The profile.yml holds all the connection details between dbt and the data warehouse. It can define several different connection details for different data warehouses. It can define multiple targets such as an productive environment and a development environment where the analyst can test and deploy new SQLs.

4. dbt Project

The projects contains all the .sql models, macros, test and .yml files that define the whole dbt project. Further dbt comes with some predefined folders for the models itself, the test you should write and the macros.

Project.yml

Contains all the configurations for the whole project. Such configurations include which folders to use, if models are disabled or not, a reference to the profile.yml and the like. Basically the dbt_project.yml file that you find in your sample project explains the structure of the file quiet well.
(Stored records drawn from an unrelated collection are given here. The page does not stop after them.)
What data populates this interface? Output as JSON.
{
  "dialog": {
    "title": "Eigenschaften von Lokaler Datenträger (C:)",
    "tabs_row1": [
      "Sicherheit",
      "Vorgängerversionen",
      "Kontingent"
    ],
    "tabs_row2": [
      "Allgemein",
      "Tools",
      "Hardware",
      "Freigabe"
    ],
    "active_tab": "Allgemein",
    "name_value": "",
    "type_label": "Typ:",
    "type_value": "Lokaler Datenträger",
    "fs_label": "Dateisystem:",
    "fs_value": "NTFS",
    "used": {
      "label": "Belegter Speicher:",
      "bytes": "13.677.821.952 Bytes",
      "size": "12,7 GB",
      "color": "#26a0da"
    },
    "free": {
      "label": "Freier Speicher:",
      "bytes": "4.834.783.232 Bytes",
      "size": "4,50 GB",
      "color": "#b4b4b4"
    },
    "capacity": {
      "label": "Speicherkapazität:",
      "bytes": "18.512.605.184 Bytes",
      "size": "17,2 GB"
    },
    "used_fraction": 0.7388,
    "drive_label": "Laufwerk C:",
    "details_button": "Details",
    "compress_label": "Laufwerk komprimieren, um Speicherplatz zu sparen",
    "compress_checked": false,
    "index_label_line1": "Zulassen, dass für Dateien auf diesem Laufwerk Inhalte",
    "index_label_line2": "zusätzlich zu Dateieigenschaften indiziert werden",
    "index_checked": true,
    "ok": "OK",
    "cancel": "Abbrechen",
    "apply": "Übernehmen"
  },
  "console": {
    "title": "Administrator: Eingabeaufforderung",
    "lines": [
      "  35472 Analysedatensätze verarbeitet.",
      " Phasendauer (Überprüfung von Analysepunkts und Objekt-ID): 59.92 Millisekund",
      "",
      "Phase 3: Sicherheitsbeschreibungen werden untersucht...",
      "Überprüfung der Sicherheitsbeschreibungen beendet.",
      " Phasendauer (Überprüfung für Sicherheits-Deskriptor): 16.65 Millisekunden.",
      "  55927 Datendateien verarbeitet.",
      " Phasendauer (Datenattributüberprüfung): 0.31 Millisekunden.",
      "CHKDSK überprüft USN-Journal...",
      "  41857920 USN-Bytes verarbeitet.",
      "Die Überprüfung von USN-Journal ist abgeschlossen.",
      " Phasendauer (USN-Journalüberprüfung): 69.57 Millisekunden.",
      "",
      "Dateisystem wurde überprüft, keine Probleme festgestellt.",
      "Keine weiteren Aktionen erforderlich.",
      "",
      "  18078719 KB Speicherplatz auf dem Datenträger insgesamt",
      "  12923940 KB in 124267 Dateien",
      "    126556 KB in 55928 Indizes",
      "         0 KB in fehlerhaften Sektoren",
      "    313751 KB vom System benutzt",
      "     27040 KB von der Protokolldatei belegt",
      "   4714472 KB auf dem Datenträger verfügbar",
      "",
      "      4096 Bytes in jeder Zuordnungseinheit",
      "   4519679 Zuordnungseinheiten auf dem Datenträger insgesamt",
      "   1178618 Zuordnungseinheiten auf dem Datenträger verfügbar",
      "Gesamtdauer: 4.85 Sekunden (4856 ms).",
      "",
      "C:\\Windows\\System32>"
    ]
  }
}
Keep an eye on the profile tag that the name of your profile is correct. Further you can define more advanced features like seed tables (csv files that are loaded in each run) or pre/post hooks that are invoke in every run.

Models Folder:

Basically a model is a single SQL file. Each model gives as output exactly one table or view and thus contains one final SELECT statement that produces the table/view. But one model can be based on multiple models. As an example you can write several with statements inside one model and connect them in one final SELECT statement. (transformation rein)

The model folder can contain several subfolders to structure your code in a better way. For example you could have folders for the cleaning of data and folders for the reporting layer.

Analysis Folder:

Like the Models Folder the analysis folder holds just single SQL files with a SELECT statement. In the analysis folder you can save your analytical queries that you use for your data science or reporting requests.

Testing Folder:

The testing folder contains your custom sql test queries that you can define inside schema.yml files (especially schema.yml files in the models folder)

Macro Folder:

The macro folder contains the business logics models that are used multiple times in the project. Think about the DRY principle and try to isolate these code parts in one defined macro and call the macro from models in the models folder.